Isabelle Lacoste picked them up. What the professor had brought was yellowed and typewritten. There was also a grainy black-and-white photograph of a man in a suit and narrow tie, looking put upon.
“He was an armaments engineer,” said Rosenblatt. “Depending on who you speak to, Dr. Bull was either a visionary or an amoral arms dealer. Either way, he was a brilliant designer.”
“He made that thing in the woods?” asked Lacoste.
“I think so, yes. I think it was part of what he called Project Babylon. His goal was to design and build a gun so powerful it could launch a missile into low Earth orbit, like a satellite. From there it would travel thousands of miles to its target.”
“But don’t those exist?” asked Beauvoir. “ICBMs?”
“Yes, but the Supergun is different,” said Rosenblatt.
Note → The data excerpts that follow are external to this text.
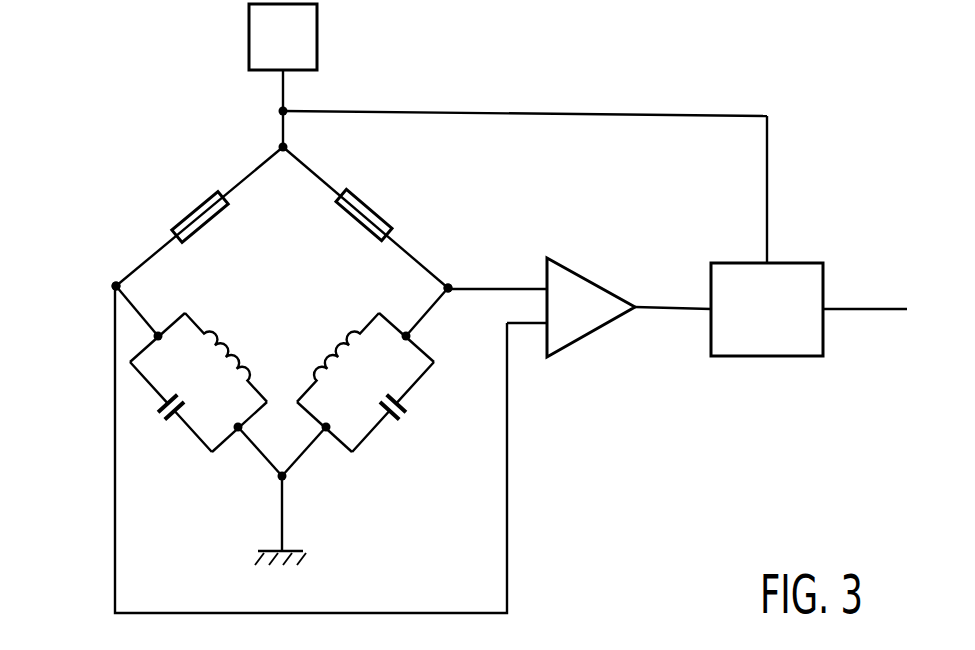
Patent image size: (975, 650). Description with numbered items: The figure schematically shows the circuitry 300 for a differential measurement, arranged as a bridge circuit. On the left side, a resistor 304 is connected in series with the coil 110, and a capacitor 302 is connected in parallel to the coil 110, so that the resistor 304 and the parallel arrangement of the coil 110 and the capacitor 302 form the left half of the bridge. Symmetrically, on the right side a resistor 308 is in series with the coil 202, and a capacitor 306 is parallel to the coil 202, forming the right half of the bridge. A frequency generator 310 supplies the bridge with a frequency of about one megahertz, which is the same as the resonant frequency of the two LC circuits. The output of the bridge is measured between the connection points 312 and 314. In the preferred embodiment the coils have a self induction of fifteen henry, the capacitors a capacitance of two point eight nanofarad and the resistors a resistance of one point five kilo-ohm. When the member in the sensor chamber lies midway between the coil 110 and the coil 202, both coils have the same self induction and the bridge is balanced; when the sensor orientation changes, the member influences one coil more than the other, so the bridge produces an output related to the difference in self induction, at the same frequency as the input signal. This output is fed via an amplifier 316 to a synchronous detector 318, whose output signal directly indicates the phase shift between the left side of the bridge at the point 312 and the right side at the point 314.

The circuitry 300 is at (680, 560).
The coil 110 is at (225, 338).
The coil 202 is at (340, 340).
The capacitor 302 is at (165, 420).
The resistor 304 is at (196, 212).
The capacitor 306 is at (397, 420).
The resistor 308 is at (375, 212).
The frequency generator 310 is at (310, 40).
The connection point 312 is at (108, 283).
The connection point 314 is at (455, 280).
The amplifier 316 is at (588, 325).
The synchronous detector 318 is at (774, 344).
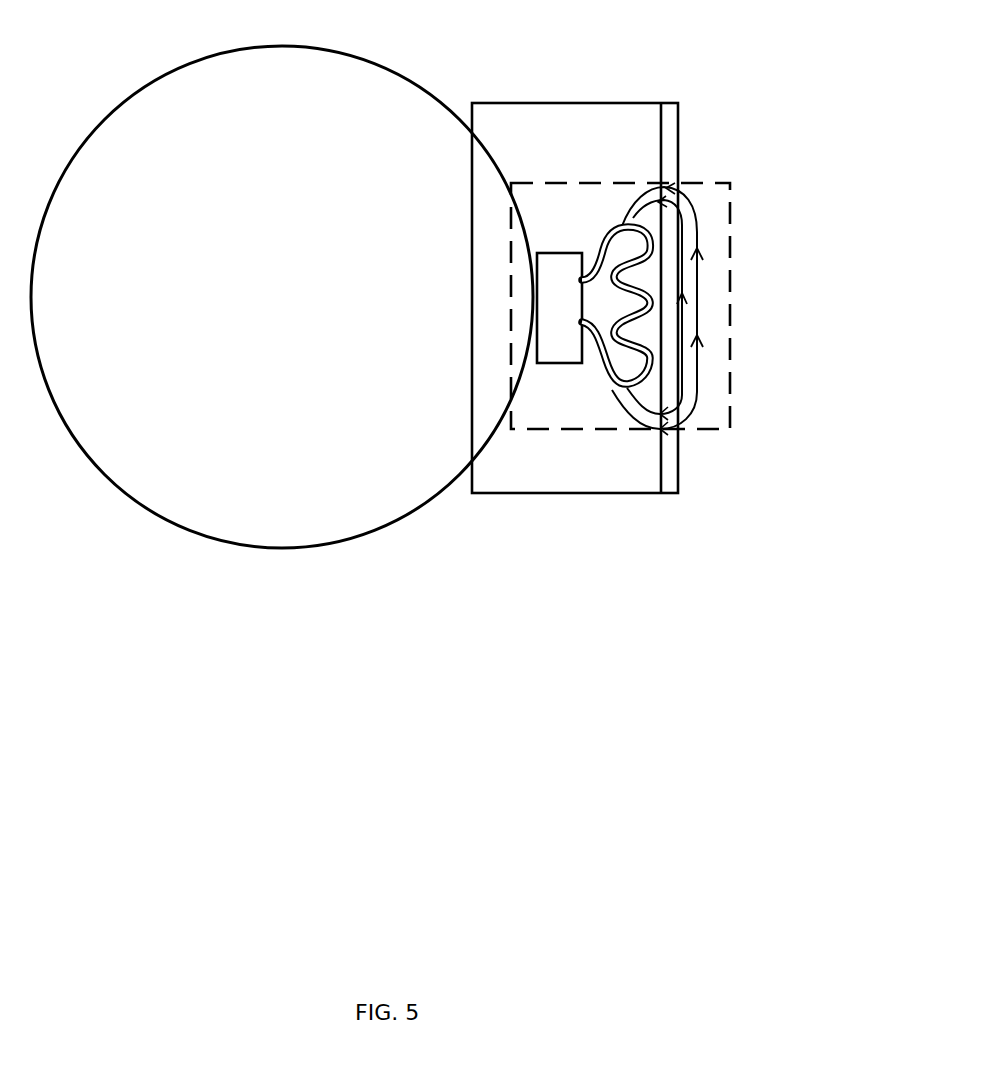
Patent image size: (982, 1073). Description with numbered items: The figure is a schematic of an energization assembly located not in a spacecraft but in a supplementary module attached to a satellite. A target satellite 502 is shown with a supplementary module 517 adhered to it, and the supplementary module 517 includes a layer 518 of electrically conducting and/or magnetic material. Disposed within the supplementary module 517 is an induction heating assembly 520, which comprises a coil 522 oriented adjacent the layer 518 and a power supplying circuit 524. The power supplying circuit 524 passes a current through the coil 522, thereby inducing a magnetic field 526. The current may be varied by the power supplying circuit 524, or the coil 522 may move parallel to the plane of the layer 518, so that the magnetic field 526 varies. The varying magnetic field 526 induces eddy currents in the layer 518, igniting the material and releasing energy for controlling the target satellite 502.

The target satellite 502 is at (303, 309).
The supplementary module 517 is at (554, 106).
The layer 518 is at (670, 106).
The induction heating assembly 520 is at (738, 186).
The coil 522 is at (612, 388).
The power supplying circuit 524 is at (553, 364).
The magnetic field 526 is at (699, 404).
“The Meccano set,” said Lacoste. “No electronics.”
“Exactly.” The professor beamed at her. “No computer guidance systems. Nothing that depends on software or even electricity. Just good old-fashioned armaments, not that far off the artillery used in the First World War.”
“But why was that such an achievement?” asked Gamache. “It sounds like a step back, not forward. As Inspector Beauvoir says, if there’re ICBMs that can send nuclear warheads thousands of miles accurately, why would anyone want or need Gerald Bull’s Supergun?”
“Think about it,” said Rosenblatt.
They did, but nothing came to mind.
“You’re too mired in the present, in thinking that newer must be better,” he said. “But part of Gerald Bull’s genius was recognizing that ancient design could not only work, but in some cases, work better.”